THtay que salir y andar esos caminos siempre que se pueda. En abril, por ejemplo, cuando los cerezos añaden con sus flores más luz a la luz de primavera. Si la tarde es limpia, se verá cómo la nieve peina la sierra mientras palpita el brillo de los pueblos a los pies de la montaña. Podemos caminar en junio y encontrar un roble majestuoso, donde anidan las urracas y las tórtolas; o un castaño con su túnica floral, solemne entre los otros árboles; y más allá, la copa de un alcornoque como una cabellera sensible al más suave soplo de viento.

En julio, puede que las higueras inunden el mundo de fragancias, en tanto que las chicharras y los grillos marcan el ritmo y el discurrir de un día radiante de verano. En otoño, los caminos invitan a pensar. Ahí están los olivos congregados en asamblea. Un aire de eternidad y sabiduría inunda siempre los olivares; porque es necesario silencio, humildad y firmeza para madurar la aceituna.

En el camino también están las aves. La variedad de pájaros es imagen de la abundancia y lo diverso. Los pájaros dan idea de que el camino es de todo el mundo; y son ellos quienes hacen presentir que el camino esconde secretos y misterios. Ver una oropéndola que cruza ante nuestros ojos es como un milagro: es un instante de gloria.

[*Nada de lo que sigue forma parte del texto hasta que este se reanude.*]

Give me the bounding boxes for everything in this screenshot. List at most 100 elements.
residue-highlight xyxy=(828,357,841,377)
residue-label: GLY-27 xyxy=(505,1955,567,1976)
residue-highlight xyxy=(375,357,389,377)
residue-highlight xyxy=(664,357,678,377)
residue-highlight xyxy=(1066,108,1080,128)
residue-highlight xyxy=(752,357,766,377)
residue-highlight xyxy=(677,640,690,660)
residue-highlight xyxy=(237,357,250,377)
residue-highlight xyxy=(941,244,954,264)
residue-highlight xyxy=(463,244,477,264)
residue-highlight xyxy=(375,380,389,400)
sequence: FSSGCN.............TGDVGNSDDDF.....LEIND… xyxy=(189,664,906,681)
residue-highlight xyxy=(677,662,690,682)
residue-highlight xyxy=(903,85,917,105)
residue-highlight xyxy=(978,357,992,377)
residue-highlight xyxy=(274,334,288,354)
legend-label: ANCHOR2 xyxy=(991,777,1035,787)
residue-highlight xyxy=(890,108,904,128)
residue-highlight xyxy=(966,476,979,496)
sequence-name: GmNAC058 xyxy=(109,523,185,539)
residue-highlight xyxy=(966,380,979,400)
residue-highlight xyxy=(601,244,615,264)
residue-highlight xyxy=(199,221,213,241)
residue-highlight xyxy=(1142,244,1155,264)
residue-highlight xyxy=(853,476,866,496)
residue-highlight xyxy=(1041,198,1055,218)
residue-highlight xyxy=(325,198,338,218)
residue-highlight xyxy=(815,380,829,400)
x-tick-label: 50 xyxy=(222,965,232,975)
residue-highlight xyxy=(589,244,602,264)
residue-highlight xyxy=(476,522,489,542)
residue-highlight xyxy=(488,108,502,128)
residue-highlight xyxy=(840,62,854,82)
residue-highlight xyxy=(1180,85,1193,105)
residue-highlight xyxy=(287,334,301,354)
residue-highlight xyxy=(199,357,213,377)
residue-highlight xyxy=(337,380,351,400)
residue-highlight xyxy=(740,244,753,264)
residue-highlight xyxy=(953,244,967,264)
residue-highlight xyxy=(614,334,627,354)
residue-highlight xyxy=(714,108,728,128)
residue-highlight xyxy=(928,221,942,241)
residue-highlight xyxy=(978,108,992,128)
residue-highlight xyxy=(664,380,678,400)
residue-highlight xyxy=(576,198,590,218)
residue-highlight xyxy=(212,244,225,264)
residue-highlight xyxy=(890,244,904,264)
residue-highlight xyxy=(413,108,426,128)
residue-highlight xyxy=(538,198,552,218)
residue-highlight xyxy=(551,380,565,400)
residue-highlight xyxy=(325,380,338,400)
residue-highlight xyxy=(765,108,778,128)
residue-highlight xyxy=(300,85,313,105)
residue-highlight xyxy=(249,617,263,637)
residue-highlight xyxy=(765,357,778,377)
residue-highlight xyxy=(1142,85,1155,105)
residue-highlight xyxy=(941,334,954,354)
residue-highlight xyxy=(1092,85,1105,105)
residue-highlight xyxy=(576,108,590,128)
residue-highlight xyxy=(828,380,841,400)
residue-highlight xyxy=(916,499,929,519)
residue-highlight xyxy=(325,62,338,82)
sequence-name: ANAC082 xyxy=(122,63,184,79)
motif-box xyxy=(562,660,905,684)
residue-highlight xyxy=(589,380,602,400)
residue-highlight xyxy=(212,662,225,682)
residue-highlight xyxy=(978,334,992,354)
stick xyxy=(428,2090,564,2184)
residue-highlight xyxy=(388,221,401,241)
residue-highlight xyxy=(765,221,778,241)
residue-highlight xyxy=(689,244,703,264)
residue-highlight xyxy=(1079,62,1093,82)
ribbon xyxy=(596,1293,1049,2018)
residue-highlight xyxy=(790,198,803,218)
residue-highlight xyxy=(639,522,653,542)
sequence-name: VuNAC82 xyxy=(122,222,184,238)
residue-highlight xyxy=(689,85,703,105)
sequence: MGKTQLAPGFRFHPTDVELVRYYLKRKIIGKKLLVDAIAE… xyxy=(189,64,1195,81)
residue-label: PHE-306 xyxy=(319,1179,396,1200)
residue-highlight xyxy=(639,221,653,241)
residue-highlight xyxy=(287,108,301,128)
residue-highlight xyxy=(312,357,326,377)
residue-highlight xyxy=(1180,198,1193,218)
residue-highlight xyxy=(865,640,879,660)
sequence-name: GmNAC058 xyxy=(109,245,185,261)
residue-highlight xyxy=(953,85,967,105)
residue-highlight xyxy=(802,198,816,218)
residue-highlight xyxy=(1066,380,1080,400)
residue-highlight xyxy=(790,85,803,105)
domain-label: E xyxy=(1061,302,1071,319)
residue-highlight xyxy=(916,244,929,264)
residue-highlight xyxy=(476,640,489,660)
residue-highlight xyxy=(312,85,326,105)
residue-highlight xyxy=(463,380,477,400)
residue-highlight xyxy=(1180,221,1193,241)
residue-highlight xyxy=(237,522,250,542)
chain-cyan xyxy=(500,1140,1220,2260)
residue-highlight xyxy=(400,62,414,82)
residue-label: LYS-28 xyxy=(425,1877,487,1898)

Puede que cruce, también fugaz y ruidoso, un arrendajo. A lo mejor vemos un mirlo que parece hablar a solas; pero oiremos al menos otros dos que contestan a sus trinos. Las tórtolas, siempre en pareja, acarician el día con su zureo; quisieran marcar ellas solas el pulso del camino. Dos rabilargos se persiguen jugando; y de lejos llega el eco de una abubilla. Por la tarde, quizás cruce el cielo una garza real con vuelo dubitativo; ella marca el final del crepúsculo.

En el camino se quedarán nuestras palabras, siempre torpes a tanta belleza y tanta vida: ya somos pedazos de los caminos. Anochece: la brisa roza las frentes y las mejillas. Dos miradas se cruzan, dos bocas sonríen, dos manos hacen un gesto de adiós: la vida late en el camino.